What defenses are available in a Clean Water Act citizen suit?
Several defenses may apply depending on the facts. Common defenses include challenging the sufficiency of the plaintiff’s required 60-day pre-suit notice, arguing that the alleged violations have been fully corrected (mootness), contesting whether the plaintiff has standing, raising upset or bypass defenses under applicable permit provisions, and disputing whether the monitoring data actually demonstrates a violation. The strength of each defense depends on the specific facts and the applicable case law in the Fourth Circuit.
What should I do if I receive a 60-day notice letter for a citizen suit?
A 60-day notice letter is a required precursor to a citizen suit under the Clean Water Act, RCRA, or other federal environmental statutes.
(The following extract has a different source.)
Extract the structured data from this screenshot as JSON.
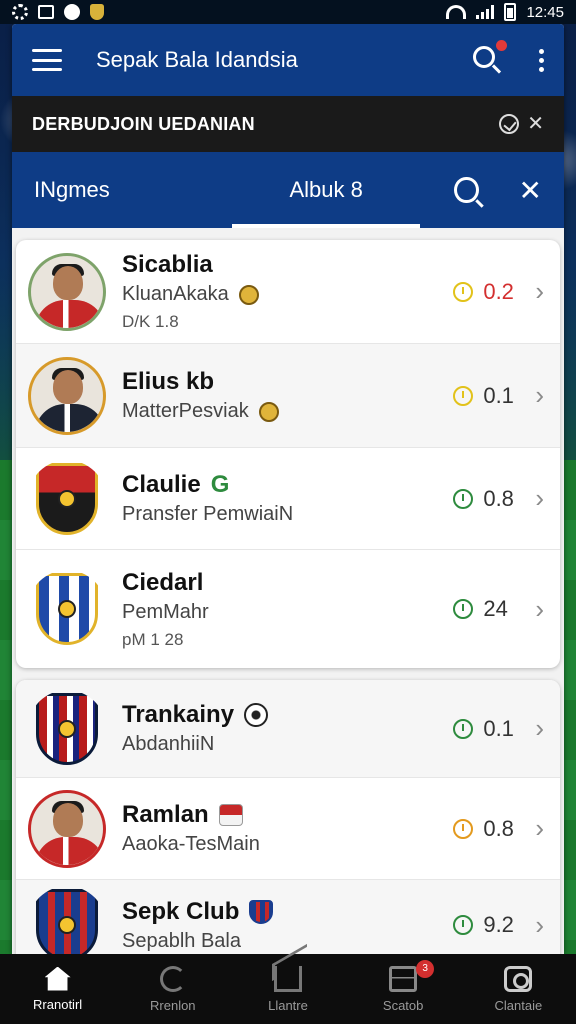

It provides the recipient with notice of the specific violations alleged and gives them an opportunity to come into compliance before the lawsuit is filed. Receiving a 60-day notice letter is a serious matter that requires immediate legal attention. Our attorneys can assess the allegations, advise on corrective actions that may prevent or limit the scope of litigation, and begin preparing a defense strategy.
Can I be held personally liable in an environmental enforcement action?
In certain circumstances, yes. Federal environmental statutes and West Virginia law can impose liability on corporate officers and responsible individuals (not just the corporate entity) for environmental violations. This is particularly true in criminal enforcement matters, but personal liability can also arise in civil penalty actions where an individual had authority over the operations that caused the violation. If you are facing potential personal exposure in an environmental matter, it is essential to have your own legal representation to protect your individual interests.